L'austérité est en marche

Alors qu’il avait déjà annoncé un plan d’économies budgétaires de 12 milliards d’euros d’économies au minimum pour 2025, ces économies pouvant toucher les dépenses sociales et celles de l’État, Bruno Le Maire a surenchéri ce dimanche 18 février en ajoutant à ce plan des coupes dans les dépenses de l’État de 10 milliards d’euros d’économies en 2024. Tout cela, afin de tenir l’objectif gouvernemental de réduction des déficits publics. En appelant au « courage et à la « responsabilité », il a rejeté toute hausse d’impôt et plaidé pour une baisse de la dépense publique.

Les administrations vont donc voir leurs crédits amputés, tandis que l’enveloppe budgétaire allouée au dispositif MaPrimRenov’ passera à 4 milliards en 2024, au lieu des 5 milliards initialement envisagés.

En refusant d’emblée toute hausse d’impôt, Bruno Le Maire se pose en fidèle gardien des intérêts des plus riches et des grandes entreprises qui ont été choyés par la politique fiscale d’Emmanuel Macron. Sans lister l’ensemble des baisses d’impôt décidées depuis 2017, on rappellera à titre d’exemple que, s’il avait été maintenu, l’impôt de solidarité sur la fortune aurait rapporté 4,5 milliards d’euros de plus que l’actuel impôt sur la fortune immobilière en 2022. Ou encore que la baisse des impôts dits « de production » a coûté 20 milliards d’euros sur la période 2021-2022, sans que personne ne puisse démontrer un quelconque effet bénéfique pour l’activité économique.
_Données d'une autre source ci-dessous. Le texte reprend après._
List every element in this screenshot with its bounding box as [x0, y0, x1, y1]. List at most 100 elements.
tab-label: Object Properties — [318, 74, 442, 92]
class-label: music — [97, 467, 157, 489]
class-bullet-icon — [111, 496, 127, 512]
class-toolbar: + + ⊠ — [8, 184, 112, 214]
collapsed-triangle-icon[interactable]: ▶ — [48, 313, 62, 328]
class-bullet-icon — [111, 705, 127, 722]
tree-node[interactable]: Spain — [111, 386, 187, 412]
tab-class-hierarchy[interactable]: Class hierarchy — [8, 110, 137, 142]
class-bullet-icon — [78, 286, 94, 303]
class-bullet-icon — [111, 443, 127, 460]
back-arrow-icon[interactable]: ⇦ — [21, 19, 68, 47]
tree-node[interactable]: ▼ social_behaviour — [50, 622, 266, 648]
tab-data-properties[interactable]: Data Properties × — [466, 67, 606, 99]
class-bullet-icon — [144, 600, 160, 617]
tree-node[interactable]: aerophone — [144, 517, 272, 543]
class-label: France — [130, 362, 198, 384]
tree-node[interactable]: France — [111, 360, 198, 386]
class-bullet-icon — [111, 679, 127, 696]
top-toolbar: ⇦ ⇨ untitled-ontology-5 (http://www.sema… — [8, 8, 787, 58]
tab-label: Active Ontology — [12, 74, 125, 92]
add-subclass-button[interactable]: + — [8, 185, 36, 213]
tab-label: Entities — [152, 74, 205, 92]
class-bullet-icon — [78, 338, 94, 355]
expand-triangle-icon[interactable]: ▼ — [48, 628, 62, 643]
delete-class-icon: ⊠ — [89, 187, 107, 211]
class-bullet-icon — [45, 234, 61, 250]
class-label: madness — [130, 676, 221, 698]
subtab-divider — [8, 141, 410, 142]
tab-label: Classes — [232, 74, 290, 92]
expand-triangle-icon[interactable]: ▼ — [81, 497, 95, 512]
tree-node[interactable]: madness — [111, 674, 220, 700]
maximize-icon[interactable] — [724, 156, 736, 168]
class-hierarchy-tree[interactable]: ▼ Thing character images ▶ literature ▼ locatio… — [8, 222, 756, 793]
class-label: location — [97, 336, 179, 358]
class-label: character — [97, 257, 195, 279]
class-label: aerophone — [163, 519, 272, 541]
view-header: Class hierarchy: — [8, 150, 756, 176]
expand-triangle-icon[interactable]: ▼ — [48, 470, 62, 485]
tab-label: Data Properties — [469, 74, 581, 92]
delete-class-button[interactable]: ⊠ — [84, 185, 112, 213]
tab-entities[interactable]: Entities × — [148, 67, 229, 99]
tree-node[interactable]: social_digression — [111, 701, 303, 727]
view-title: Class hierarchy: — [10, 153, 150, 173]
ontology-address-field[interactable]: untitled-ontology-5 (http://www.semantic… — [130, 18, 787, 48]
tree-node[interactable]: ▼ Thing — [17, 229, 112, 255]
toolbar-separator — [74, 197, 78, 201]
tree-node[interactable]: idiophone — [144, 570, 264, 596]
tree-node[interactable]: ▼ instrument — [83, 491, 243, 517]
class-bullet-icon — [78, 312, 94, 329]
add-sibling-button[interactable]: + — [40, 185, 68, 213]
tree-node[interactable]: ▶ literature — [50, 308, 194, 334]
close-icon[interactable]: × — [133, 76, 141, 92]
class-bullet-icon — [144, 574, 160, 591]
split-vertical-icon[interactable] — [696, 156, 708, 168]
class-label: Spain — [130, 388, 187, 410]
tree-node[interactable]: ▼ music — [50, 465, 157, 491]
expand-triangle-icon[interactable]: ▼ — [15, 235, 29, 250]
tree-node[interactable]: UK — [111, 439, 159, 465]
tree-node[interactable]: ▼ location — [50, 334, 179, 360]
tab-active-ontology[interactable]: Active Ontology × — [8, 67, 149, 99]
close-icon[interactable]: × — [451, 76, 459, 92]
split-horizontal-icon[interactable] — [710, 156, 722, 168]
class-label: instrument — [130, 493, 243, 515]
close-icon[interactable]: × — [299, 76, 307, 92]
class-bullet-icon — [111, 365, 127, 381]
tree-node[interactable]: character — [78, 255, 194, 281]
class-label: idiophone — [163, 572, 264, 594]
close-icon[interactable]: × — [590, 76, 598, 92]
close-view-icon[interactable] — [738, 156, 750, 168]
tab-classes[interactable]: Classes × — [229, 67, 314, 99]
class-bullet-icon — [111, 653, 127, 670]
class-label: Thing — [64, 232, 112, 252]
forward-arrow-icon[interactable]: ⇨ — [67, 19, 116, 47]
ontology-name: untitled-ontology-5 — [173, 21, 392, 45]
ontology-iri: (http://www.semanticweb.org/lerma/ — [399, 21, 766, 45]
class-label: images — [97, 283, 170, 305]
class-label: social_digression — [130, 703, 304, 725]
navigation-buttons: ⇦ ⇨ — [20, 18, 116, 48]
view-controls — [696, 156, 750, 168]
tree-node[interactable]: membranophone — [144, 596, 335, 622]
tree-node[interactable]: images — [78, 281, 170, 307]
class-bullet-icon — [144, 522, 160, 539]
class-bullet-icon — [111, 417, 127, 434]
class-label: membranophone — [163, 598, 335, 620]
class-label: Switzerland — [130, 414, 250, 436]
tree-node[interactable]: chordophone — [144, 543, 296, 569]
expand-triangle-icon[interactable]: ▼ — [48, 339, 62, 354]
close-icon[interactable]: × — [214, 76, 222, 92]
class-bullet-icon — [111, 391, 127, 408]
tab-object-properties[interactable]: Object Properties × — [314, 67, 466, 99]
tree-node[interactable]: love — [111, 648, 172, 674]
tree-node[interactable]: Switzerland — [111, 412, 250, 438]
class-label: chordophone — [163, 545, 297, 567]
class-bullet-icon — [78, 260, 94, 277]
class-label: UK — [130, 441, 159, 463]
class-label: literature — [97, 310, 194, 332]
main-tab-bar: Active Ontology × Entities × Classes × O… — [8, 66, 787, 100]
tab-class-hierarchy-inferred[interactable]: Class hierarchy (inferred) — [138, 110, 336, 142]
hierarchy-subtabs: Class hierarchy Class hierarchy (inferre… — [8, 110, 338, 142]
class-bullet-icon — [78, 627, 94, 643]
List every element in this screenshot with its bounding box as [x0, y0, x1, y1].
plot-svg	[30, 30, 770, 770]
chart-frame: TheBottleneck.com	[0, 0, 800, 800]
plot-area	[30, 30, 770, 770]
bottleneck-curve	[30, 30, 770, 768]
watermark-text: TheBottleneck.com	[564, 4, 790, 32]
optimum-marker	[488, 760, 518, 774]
Le gouvernement maintient ses choix : les finance d’une minorité, l’austérité pour le plus grand nombre. Les services publics, la protection sociale et l’environnement peuvent bien faire un effort supplémentaire pour garantir les privilèges.

Attac publie le 20 février des solutions permettant de récupérer 60 milliards d’euros en mettant à enfin à juste contribution les ultra-riches et les…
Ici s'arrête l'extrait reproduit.